The plan worked like a charm and I had nothing but positive experiences. It worked so well in fact, and I found myself getting such a kick out of it, that I began to refuse switching over to English myself, and would commit to speaking in French the whole time. It became really fun, and not a little nerve racking once I had fully memorized my phrases and could properly pronounce them, because once I got to the point where I could fool the shopkeeper/waiter into thinking I was French they would often rattle off in French to which I would knowingly nod to, hoping I wasn’t committing myself to a full lobster dinner unawares.

Language:
It was often that I found myself ensconced by people speaking in French, whether at a dinner party or even just hanging out with my friends. I certainly had no issue not understanding what was being said, and in fact found it somewhat comforting to feel the social embrace of friends without the distraction of comprehending the conversation or feeling any need to assert my own views. It was fun to notice that when people switched to English, often when they were saying something particularly clever and wanted to make sure everyone at the table could hear it. I started playing a game with myself where I would pretend that the conversation was about raccoons and would imagine what each person was saying in turn trying to match the made up raccoon laden conversation in my head with each person’s mannerisms and intonations etc. Sometimes it would be so funny I would start cracking up, which is admittedly confusing for everyone else, as I had been mutely and vacantly watching a conversation for some minutes earlier, then laughing for seemingly no reason.

Policy:
There was a “general strike” in Paris while I was there which I attended. And for those of you who don’t know, it was just that, a general strike. A day where everyone strike’s for whatever reason they want.

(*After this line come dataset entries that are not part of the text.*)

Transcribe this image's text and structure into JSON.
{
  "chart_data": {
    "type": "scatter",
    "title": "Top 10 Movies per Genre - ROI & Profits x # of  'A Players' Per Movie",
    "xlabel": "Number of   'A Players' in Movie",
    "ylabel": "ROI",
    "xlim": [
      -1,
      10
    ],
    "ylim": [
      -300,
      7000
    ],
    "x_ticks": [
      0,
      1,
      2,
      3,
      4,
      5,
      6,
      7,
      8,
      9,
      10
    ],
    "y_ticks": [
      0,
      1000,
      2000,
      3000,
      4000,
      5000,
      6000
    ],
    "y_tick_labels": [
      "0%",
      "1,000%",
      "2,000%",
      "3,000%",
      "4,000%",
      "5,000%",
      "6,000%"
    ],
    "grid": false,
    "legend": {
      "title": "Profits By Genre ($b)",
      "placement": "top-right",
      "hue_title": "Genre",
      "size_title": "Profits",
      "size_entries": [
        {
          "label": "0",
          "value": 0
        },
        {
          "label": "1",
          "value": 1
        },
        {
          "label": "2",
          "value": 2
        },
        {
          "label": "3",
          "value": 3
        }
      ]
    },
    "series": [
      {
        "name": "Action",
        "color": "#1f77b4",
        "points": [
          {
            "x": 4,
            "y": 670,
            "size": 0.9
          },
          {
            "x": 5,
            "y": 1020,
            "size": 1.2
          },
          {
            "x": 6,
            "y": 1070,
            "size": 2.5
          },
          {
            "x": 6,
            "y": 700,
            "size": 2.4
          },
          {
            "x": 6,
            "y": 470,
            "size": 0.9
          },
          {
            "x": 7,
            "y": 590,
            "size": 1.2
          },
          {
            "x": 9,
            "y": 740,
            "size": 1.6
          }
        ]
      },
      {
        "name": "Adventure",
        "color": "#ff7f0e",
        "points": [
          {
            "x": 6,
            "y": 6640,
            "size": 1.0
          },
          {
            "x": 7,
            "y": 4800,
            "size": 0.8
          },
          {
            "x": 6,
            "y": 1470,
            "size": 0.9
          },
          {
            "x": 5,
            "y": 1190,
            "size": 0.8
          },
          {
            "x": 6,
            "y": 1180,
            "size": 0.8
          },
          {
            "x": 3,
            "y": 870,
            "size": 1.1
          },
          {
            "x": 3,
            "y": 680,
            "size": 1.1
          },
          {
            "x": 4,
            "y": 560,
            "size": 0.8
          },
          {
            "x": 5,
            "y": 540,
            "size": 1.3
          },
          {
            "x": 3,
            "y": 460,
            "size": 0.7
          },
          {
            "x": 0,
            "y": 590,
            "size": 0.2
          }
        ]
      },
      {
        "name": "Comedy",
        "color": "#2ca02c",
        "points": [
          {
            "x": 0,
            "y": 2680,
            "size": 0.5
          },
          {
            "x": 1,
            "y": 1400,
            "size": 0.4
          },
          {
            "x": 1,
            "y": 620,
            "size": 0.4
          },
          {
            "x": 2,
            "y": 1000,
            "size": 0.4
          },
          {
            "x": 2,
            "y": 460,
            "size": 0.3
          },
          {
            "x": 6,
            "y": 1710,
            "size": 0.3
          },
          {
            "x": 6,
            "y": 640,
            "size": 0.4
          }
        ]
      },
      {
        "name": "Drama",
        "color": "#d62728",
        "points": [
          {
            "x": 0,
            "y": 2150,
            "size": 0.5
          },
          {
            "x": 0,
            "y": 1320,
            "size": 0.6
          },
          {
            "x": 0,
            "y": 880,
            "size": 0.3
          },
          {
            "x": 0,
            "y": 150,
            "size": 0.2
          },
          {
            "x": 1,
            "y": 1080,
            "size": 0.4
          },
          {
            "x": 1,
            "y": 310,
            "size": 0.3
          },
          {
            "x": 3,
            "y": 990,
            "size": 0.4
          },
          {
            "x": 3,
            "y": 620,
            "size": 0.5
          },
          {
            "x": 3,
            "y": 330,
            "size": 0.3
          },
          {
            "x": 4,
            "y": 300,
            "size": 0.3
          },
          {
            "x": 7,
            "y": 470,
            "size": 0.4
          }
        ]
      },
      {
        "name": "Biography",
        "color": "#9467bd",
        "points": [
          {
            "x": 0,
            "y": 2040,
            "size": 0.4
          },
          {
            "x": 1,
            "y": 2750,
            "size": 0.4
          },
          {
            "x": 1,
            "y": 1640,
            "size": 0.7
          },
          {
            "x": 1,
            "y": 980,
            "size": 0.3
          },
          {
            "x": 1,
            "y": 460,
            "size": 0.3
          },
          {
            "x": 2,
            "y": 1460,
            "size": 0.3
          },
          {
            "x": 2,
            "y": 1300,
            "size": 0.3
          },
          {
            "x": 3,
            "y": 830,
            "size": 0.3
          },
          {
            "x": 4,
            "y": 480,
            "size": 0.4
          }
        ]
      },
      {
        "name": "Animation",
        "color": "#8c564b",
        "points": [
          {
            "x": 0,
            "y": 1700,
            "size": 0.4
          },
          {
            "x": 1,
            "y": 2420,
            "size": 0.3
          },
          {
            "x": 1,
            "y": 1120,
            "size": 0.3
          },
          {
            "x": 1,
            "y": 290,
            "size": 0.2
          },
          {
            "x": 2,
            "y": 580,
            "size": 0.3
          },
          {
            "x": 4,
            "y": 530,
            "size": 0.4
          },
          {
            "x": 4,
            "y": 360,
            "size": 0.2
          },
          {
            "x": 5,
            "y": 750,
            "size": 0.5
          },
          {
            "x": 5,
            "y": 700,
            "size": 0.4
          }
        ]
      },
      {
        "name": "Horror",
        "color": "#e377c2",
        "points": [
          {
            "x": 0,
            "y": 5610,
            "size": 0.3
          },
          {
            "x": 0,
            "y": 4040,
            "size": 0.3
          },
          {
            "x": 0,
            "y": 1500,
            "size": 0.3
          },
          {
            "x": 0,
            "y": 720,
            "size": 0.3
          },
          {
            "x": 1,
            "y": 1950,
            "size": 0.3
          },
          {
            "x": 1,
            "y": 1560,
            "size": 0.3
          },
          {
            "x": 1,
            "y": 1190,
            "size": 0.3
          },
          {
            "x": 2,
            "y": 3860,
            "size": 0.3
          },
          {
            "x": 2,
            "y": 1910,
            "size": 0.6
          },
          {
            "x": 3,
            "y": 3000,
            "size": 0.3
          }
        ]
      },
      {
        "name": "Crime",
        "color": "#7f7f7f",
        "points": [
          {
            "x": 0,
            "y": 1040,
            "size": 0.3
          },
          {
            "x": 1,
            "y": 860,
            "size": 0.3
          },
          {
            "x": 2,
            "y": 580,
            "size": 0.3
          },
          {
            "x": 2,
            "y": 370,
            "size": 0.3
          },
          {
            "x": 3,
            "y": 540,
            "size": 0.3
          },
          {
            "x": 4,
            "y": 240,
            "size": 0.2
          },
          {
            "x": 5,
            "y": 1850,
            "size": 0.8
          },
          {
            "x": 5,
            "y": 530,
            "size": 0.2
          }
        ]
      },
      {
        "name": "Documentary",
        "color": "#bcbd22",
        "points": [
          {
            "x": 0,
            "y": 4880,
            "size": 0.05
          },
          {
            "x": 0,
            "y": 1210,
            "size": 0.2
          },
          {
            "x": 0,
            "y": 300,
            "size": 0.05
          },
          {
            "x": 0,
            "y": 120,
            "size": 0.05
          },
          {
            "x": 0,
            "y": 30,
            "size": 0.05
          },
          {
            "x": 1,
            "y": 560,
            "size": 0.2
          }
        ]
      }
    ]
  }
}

Subway workers were striking, teachers, students, basically anyone who had a bone to pick with anything/anyone else, all chose this day to go out in the streets and strike for it. If this sounds kind of bizarre, it was! But also really fun.

Entertainment:
The friend I stayed with dates back to my high school days, and she had stayed in touch with another one of our school mates who apparently is one of the members “Of Montreal”. They played a show in Paris while I was there, and besides getting on the list for the show we had dinner with the band before hand and partied with them at a fashionable reserved bar afterward. As the hours wore on things quickly degenerated into us going back to their tour bus, and trying to fashion a late night snack with questionable slices of meats left on the floor and atop piles of underwear. Good times!

Work:
While in Paris I met with the director of the Egyptian Nile documentary I will begin working on soon in San Francisco, and also enlisted in helping man a bookstore in Santorini Greece for a few months this autumn. So though I decided beforehand my Paris stay would be an exercise in frivolous adventure, it ended up being a worthwhile decision in unexpected and delightful ways.

All in all Paris was a terrific experience for these and many more reasons I’ve chosen not to mention, and though it makes me retro-actively regret having waited so long to make it out to Europe, I’m glad I finally did, and look forward to making travel a much more prevalent part of my life.




More Photos

1 comment:

  1. Anonymous3:23 PM

    That sounds wonderful and the photos are superb also. Even though I have never been to Paris, I recognise a lot of those things you described. As for the family operated speciality stores - Italia would steal your heart right away. As well as small towns in Spain, Switzerland, Germany and Greece. But yeah, if that's what you're after, good food and artsy places, Italia is perfect for absorbing this kind of culture. Except that it's a different flavour than France for sure.